Выбрать главу

И потому он вернулся во Владимир пристыженный и распаленный, еще больше распаленный на патриарха и его присных, чем патриарх был распален на него.

— Что ж, на первый раз и то ладно, — сказал Андрей Юрьевич, прочитав послание от патриарха. — Начали с меньшего, а там, даст бог, добьемся и большего.

— Князь мой! — из глубины груди страдальчески промычал Феодор. — Я не поеду в Киев.

— А рукоположение?

— Князь мой! Не могу сейчас видеть врагов моих. Не ровен час согрешу: убью. В Константинополе они из меня бочку крови выпили. Дай отдышаться.

— Ладно, не поезжай пока, отдышись, — милостиво хохотнул Андрей Юрьевич.

— Люба моя! — шептал ночью Феодор попадье. — Что они брешут, окаянные? Тебя — в монастырь! Косы эти — долой! Коленочками этими каменные полы протирать? Чтоб я — да без тебя?! Да пусть они околеют, псы бешеные! Да вся ихняя свора вонючая одного твоего ушка бархатного не стоит!

— Так не отошлешь в монастырь? — томно тянула попадья, без страха, с веселым лукавством.

— Будь я проклят, если отошлю!

— А как же мы будем, когда ты теперь епископ?

— Так и будем, как были, — сказал Феодор. — Вот так и будем.

В руке ростовского епископа были города: кроме Ростова, Суздаля, Владимира — еще Ярославль, Дмитров, Углич, Переяславль, Тверь, Городец, Молога и другие.
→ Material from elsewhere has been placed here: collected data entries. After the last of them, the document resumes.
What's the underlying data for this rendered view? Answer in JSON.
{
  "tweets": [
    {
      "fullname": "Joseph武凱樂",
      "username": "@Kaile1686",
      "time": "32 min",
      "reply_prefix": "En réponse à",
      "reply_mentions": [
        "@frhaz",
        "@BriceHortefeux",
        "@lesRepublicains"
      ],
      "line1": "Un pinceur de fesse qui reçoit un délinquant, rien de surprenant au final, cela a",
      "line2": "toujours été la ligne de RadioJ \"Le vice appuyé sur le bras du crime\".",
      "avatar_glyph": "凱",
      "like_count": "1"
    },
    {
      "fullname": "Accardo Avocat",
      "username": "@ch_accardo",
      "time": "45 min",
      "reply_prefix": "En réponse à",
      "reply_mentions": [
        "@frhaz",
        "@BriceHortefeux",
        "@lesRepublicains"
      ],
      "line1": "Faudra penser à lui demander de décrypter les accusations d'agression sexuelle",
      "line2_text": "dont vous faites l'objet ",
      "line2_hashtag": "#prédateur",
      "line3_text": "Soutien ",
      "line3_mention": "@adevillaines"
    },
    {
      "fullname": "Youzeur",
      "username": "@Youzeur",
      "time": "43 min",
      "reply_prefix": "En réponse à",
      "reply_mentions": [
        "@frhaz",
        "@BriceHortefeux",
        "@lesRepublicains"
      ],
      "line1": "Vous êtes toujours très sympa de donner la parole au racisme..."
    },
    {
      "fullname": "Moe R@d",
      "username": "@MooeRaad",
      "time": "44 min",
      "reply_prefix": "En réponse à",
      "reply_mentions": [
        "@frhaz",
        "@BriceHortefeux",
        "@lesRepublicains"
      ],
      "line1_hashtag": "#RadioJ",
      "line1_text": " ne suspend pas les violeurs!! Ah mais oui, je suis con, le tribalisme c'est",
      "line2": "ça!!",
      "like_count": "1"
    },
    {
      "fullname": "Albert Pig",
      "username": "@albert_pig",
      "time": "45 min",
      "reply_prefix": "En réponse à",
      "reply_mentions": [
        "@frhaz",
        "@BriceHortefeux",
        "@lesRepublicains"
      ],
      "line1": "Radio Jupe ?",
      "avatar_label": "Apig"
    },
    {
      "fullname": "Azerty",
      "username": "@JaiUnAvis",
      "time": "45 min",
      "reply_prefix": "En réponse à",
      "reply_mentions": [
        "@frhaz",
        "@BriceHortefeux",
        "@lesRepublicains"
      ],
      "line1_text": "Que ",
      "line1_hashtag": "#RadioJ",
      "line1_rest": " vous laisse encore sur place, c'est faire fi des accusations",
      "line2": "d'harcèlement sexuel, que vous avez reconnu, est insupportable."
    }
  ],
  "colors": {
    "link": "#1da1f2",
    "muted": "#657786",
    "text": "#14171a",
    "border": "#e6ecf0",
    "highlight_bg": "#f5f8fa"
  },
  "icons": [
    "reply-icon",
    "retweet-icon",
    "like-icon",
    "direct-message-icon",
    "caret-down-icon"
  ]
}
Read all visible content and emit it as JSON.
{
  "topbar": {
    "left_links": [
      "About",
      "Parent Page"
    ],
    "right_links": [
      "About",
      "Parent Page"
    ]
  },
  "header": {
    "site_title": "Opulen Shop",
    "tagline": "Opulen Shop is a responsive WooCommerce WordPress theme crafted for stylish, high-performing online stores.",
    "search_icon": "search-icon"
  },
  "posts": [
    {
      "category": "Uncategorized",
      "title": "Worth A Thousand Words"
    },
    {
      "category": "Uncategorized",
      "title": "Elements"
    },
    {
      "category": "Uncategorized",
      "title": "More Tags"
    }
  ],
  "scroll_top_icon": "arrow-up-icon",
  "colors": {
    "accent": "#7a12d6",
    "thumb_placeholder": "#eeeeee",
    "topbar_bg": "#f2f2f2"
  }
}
Со всеми попами, церквами, монастырями.

Епископский дом во Владимире был обширный, как у бояр.

Феодор и попадья жили в верхнем жилье, внизу были кладовые, еще ниже — темные погреба.

Когда Феодор пил сбитень, сидя у окошка, ему виден был двор, обнесенный забором, как баба с подоткнутым подолом набирает воду из колодца, как отворяют ворота, впуская вернувшееся с пастбища стадо, и коровы разбегаются по хлевам, тряся полными выменами.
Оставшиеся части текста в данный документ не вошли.